Os destaques são os equipamentos de atendimento social: a retomada de obras de 12 Centros de Educação Unificados (CEUs) e 12 Centros de Educação Infantil (CEIs), obras com previsão de gasto de R$ 180 milhões. Porém, percorrendo a cidade, uma série de obras já anunciadas, algumas até já licitadas, ainda aguardam início. Uma das mais famosas é a canalização do Córrego Antonico um curso d’água de 1,5 quilômetro que cruza a favela de Paraisópolis, no Morumbi, zona sul.
“Ainda é aquela coisa: todo o verão o córrego alaga, as pessoas perdem o pouco que têm, o esgoto volta para a casas”, diz a líder comunitária Maria Betânia Freire Mendonça, de 61 anos. Ela conta que, desde 2014, quando o processo de urbanização da favela começou, essa obra vem sendo prometida.
Outro destaque é o término da duplicação da Estrada do M’Boi, também na zona sul, única ligação de bairros como o Jardim Ângela e a cidade. “São 600 mil pessoas que esperam a obra. Só têm essa rua para chegar no centro. Do bairro só até a ponte (do Socorro), a pessoa gasta no mínimo uma hora e meia por dia”, diz outro líder comunitário, o motorista José Geraldo de Araújo, de 50 anos.
Essas ações ocorrem em meio à formação de um caixa na Prefeitura que já se aproxima de R$ 1 bilhão ainda sem definição de gastos. O Fundo Municipal de Desenvolvimento Urbano (Fundurb), que recebe recursos das outorgas pagas pelas construtoras durante o licenciamento de novos prédios, saltou de um saldo de pouco menos de R$ 400 milhões, no fim de 2016 (último ano da gestão anterior, de Fernando Haddad, do PT), para um saldo de R$ 900 milhões.
O fundo “engordou” graças ao Plano Diretor da cidade, aprovado em 2014, que previu o direcionamento de verbas para ele, e pela retomada de lançamentos imobiliários, que já se faz notar mesmo em meio à persistência da crise econômica.
Para a bancada do prefeito da Câmara Municipal, a diferença entre as ações do centro dos bairros não significa que a gestão Covas esteja esquecendo a periferia. “Tem coisas muito importantes acontecendo na periferia”, diz o líder do governo, Fabio Riva (PSDB). “A Ponte de Pirituba vai beneficiar os bairros da zona norte”, exemplifica. Essa obra é uma ponte que passará sobre a Marginal do Tietê, ligando a Lapa (zona oeste) a Pirituba, facilitando o acesso viário ao centro para regiões como Jardim Peri e Brasilândia. Para a oposição, entretanto, Covas “repete o DNA do PSDB de investir naqueles que menos precisam”, afirma o vereador Antonio Donato (PT).

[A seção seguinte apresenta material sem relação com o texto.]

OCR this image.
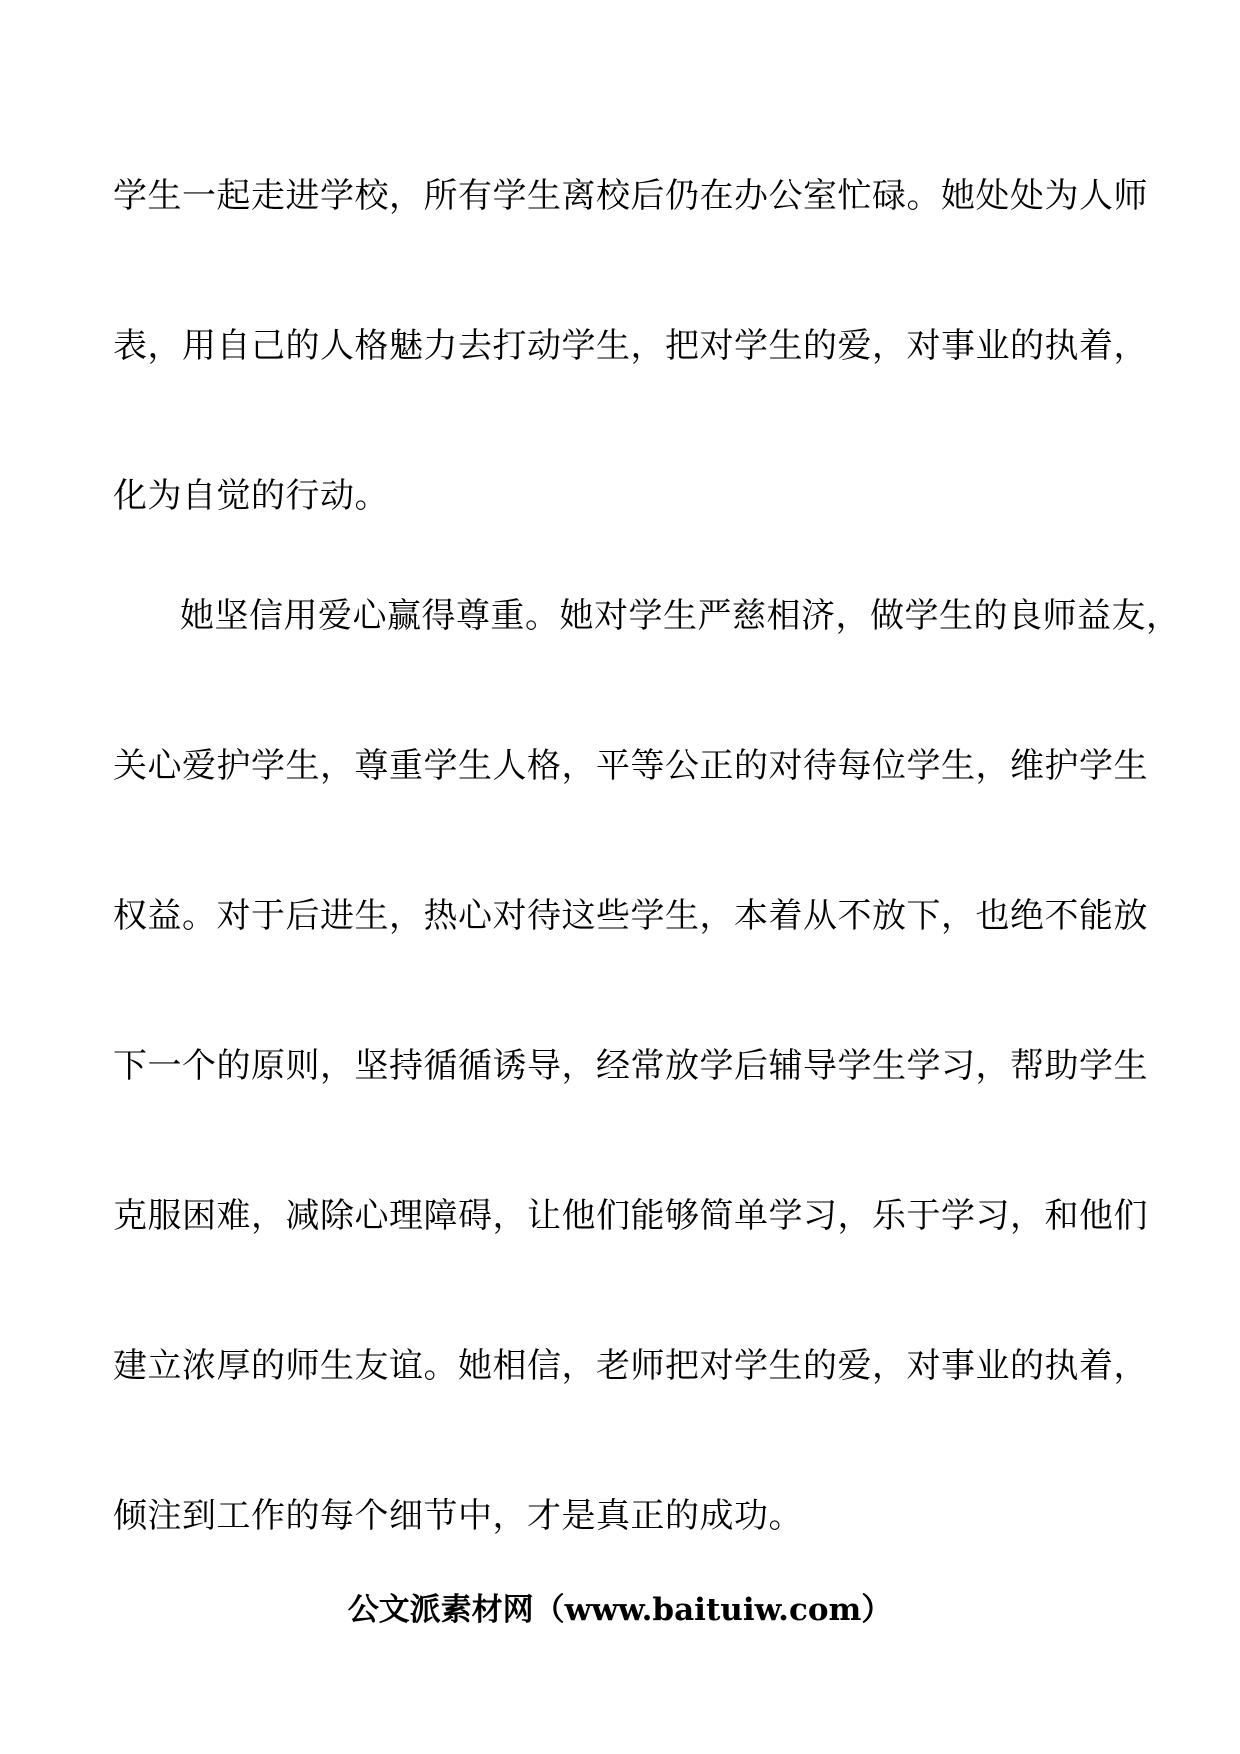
学生一起走进学校，所有学生离校后仍在办公室忙碌。她处处为人师
表，用自己的人格魅力去打动学生，把对学生的爱，对事业的执着，
化为自觉的行动。
她坚信用爱心赢得尊重。她对学生严慈相济，做学生的良师益友，
关心爱护学生，尊重学生人格，平等公正的对待每位学生，维护学生
权益。对于后进生，热心对待这些学生，本着从不放下，也绝不能放
下一个的原则，坚持循循诱导，经常放学后辅导学生学习，帮助学生
克服困难，减除心理障碍，让他们能够简单学习，乐于学习，和他们
建立浓厚的师生友谊。她相信，老师把对学生的爱，对事业的执着，
倾注到工作的每个细节中，才是真正的成功。
公文派素材网（www.baituiw.com）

Já os estudiosos do planejamento de cidades afirmam que há, sim, necessidade de ações nas áreas centrais. “O centro tem características de periferia, mas uma periferia mais estruturada”, diz o presidente do Instituto de Arquitetos do Brasil (IAB), Fernando Túlio Salva Rocha Franco, citando a população carente que mora no centro. “Nas periferias, os investimentos têm de vir associados à infraestrutura dos serviços sociais”, argumenta.

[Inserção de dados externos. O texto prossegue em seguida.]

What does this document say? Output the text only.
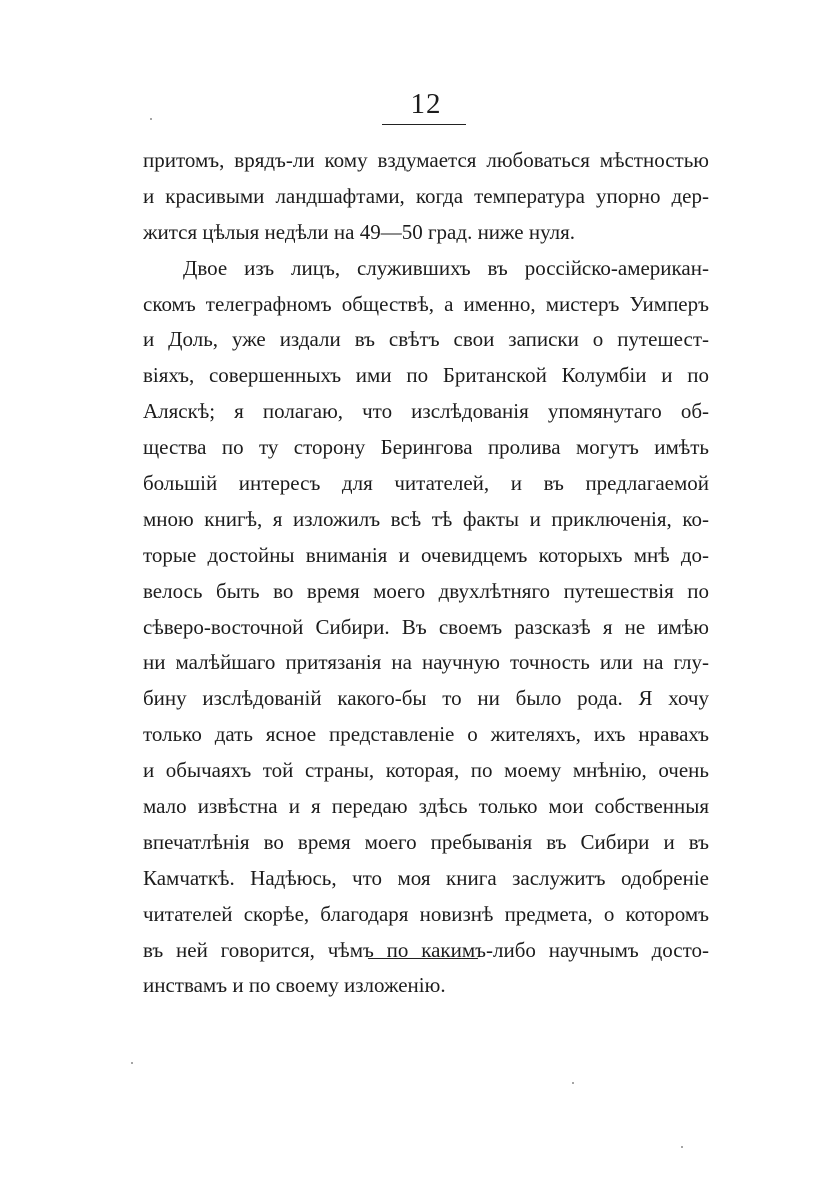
12
притомъ, врядъ-ли кому вздумается любоваться мѣстностью
и красивыми ландшафтами, когда температура упорно дер-
жится цѣлыя недѣли на 49—50 град. ниже нуля.
Двое изъ лицъ, служившихъ въ россійско-американ-
скомъ телеграфномъ обществѣ, а именно, мистеръ Уимперъ
и Доль, уже издали въ свѣтъ свои записки о путешест-
віяхъ, совершенныхъ ими по Британской Колумбіи и по
Аляскѣ; я полагаю, что изслѣдованія упомянутаго об-
щества по ту сторону Берингова пролива могутъ имѣть
большій интересъ для читателей, и въ предлагаемой
мною книгѣ, я изложилъ всѣ тѣ факты и приключенія, ко-
торые достойны вниманія и очевидцемъ которыхъ мнѣ до-
велось быть во время моего двухлѣтняго путешествія по
сѣверо-восточной Сибири. Въ своемъ разсказѣ я не имѣю
ни малѣйшаго притязанія на научную точность или на глу-
бину изслѣдованій какого-бы то ни было рода. Я хочу
только дать ясное представленіе о жителяхъ, ихъ нравахъ
и обычаяхъ той страны, которая, по моему мнѣнію, очень
мало извѣстна и я передаю здѣсь только мои собственныя
впечатлѣнія во время моего пребыванія въ Сибири и въ
Камчаткѣ. Надѣюсь, что моя книга заслужитъ одобреніе
читателей скорѣе, благодаря новизнѣ предмета, о которомъ
въ ней говорится, чѣмъ по какимъ-либо научнымъ досто-
инствамъ и по своему изложенію.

Já o professor da Faculdade de Arquitetura e Urbanismo da Universidade de São Paulo (FAU/USP) Fernando Nobre afirma que o centro não precisava dessas obras. “Você acha que o Anhangabaú precisava de reforma? O Plano Diretor tem esse defeito: jogou muita (responsabilidade) para os planos setoriais (de habitação e mobilidade), que estão parados na Câmara.”